Does Remote Core MCP work with non-Microsoft AI clients?

Yes. Any MCP-compatible client that supports HTTP transport can connect — Cursor, Claude Desktop, custom agent frameworks. The server is standard MCP over HTTP, not Microsoft-proprietary.

Is Data Agent MCP the same as Copilot for Fabric?

No. Copilot for Fabric is a Microsoft-hosted assistant embedded in the Fabric UI. Data Agent MCP lets you expose a Fabric Data Agent as a tool endpoint that any external MCP client can call. The two can complement each other but serve different audiences.

When will Remote Core MCP reach GA?

Microsoft has not announced a GA timeline as of May 2026. The preview was announced at FabCon in March 2026. Watch the Fabric monthly feature summary blog for updates.

Can I use Fabric MCP with LangGraph or AutoGen?

Yes, if the framework supports calling MCP servers. LangGraph's MCP tool adapter and AutoGen's MCPTool class both support HTTP MCP servers. Point them at the Remote Core MCP endpoint the same way you'd point Claude Desktop.

Key Takeaways

Microsoft Fabric's MCP layer is one of the more complete enterprise data integrations in the MCP ecosystem right now. Two GA releases (Local Pro-Dev MCP and OneLake MCP) are available today, with real npm packages and documented quickstarts. The Remote Core MCP and Eventhouse MCP are in preview but have real endpoints and documented authentication flows.

The design decision to separate Local (code generation + knowledge) from Remote (execution + audited operations) reflects a mature approach to enterprise security. Agents get broad knowledge from the Local server and narrowly scoped, permission-respecting execution from the Remote server. The audit trail doesn't change — every operation is still a standard Fabric API call.

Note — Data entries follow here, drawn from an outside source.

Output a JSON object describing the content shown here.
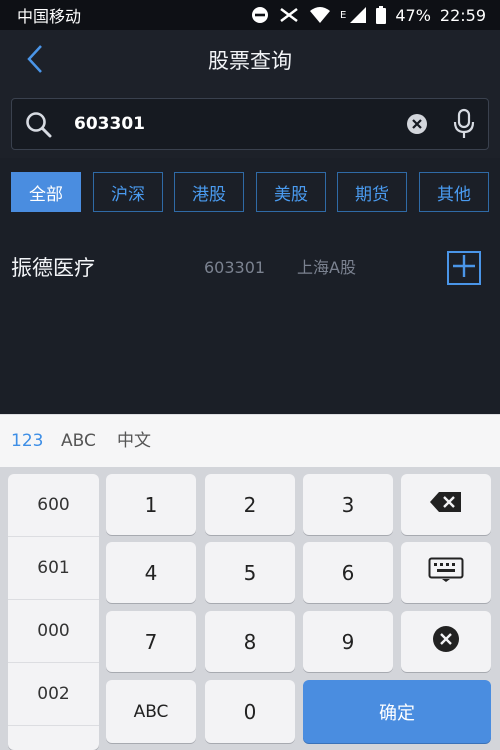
{
  "status_bar": {
    "carrier": "中国移动",
    "network": "E",
    "battery": "47%",
    "time": "22:59"
  },
  "nav": {
    "title": "股票查询",
    "back_icon": "chevron-left-icon"
  },
  "search": {
    "value": "603301",
    "icons": [
      "search-icon",
      "clear-icon",
      "microphone-icon"
    ]
  },
  "tabs": [
    {
      "label": "全部",
      "active": true
    },
    {
      "label": "沪深",
      "active": false
    },
    {
      "label": "港股",
      "active": false
    },
    {
      "label": "美股",
      "active": false
    },
    {
      "label": "期货",
      "active": false
    },
    {
      "label": "其他",
      "active": false
    }
  ],
  "results": [
    {
      "name": "振德医疗",
      "code": "603301",
      "market": "上海A股"
    }
  ],
  "keyboard": {
    "modes": [
      "123",
      "ABC",
      "中文"
    ],
    "active_mode": "123",
    "prefixes": [
      "600",
      "601",
      "000",
      "002"
    ],
    "keys": {
      "k1": "1",
      "k2": "2",
      "k3": "3",
      "k4": "4",
      "k5": "5",
      "k6": "6",
      "k7": "7",
      "k8": "8",
      "k9": "9",
      "abc": "ABC",
      "k0": "0",
      "confirm": "确定"
    }
  },
  "colors": {
    "accent": "#4a8de0",
    "background": "#1b1f27",
    "tab_border": "#2f6aa6"
  }
}
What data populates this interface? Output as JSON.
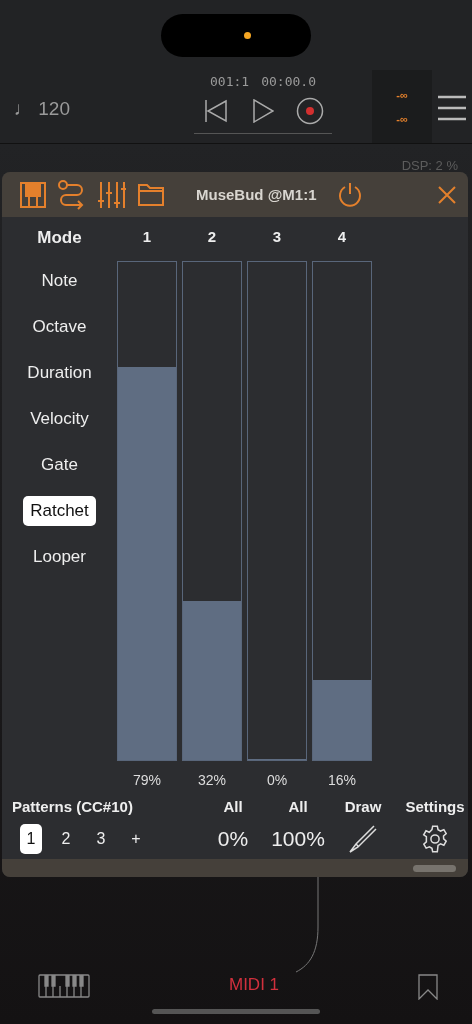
{
  "transport": {
    "tempo": "♩ 120",
    "position": "001:1",
    "time": "00:00.0",
    "meter": [
      "-∞",
      "-∞"
    ],
    "dsp": "DSP: 2 %"
  },
  "plugin": {
    "title": "MuseBud @M1:1",
    "mode_heading": "Mode",
    "modes": [
      {
        "label": "Note",
        "selected": false
      },
      {
        "label": "Octave",
        "selected": false
      },
      {
        "label": "Duration",
        "selected": false
      },
      {
        "label": "Velocity",
        "selected": false
      },
      {
        "label": "Gate",
        "selected": false
      },
      {
        "label": "Ratchet",
        "selected": true
      },
      {
        "label": "Looper",
        "selected": false
      }
    ],
    "channels": [
      {
        "label": "1",
        "level": 0.79,
        "reading": "79%"
      },
      {
        "label": "2",
        "level": 0.32,
        "reading": "32%"
      },
      {
        "label": "3",
        "level": 0,
        "reading": "0%"
      },
      {
        "label": "4",
        "level": 0.16,
        "reading": "16%"
      }
    ],
    "patterns": {
      "title": "Patterns (CC#10)",
      "items": [
        {
          "label": "1",
          "selected": true
        },
        {
          "label": "2",
          "selected": false
        },
        {
          "label": "3",
          "selected": false
        }
      ],
      "add": "+"
    },
    "controls": [
      {
        "kind": "value",
        "label": "All",
        "value": "0%"
      },
      {
        "kind": "value",
        "label": "All",
        "value": "100%"
      },
      {
        "kind": "draw",
        "label": "Draw"
      },
      {
        "kind": "settings",
        "label": "Settings"
      }
    ]
  },
  "footer": {
    "track": "MIDI 1"
  }
}
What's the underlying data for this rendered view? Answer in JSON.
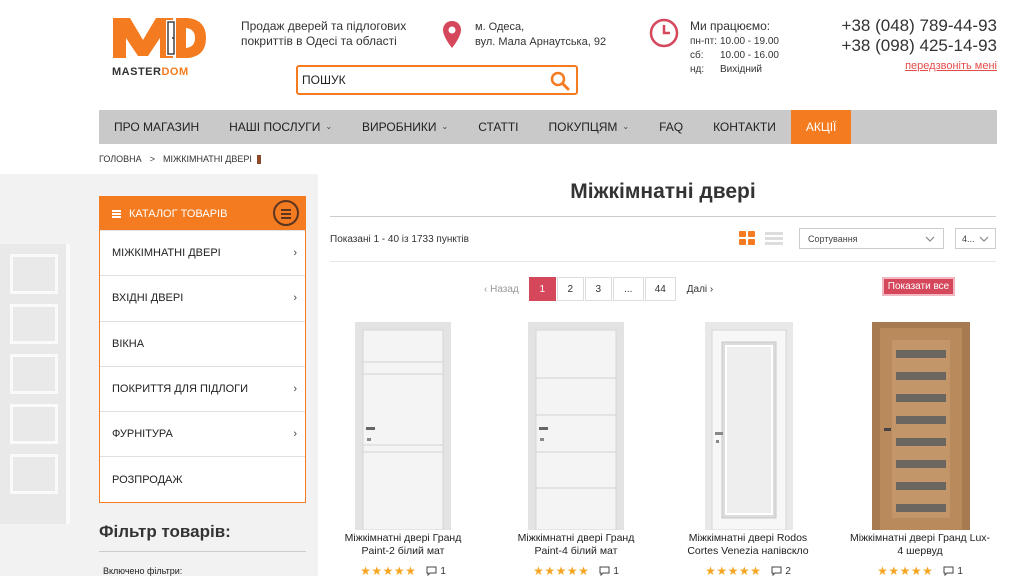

If your team runs on Fabric and is building or evaluating agentic workflows, Local MCP is the right starting point: install via npx, configure in VS Code, and let your coding assistant generate grounded Fabric API calls. Remote Core MCP is worth prototyping for deployment automation as soon as it reaches GA in your tenant.

Bottom Line

Microsoft Fabric MCP gives AI agents controlled, audited access to one of the most data-dense enterprise platforms available — with two GA releases today and a cloud-hosted Remote MCP in preview. If you work with Fabric, Local MCP is worth adding to your developer toolchain this week; it's a one-line npx command that immediately improves the quality of Fabric-related code your AI assistant generates.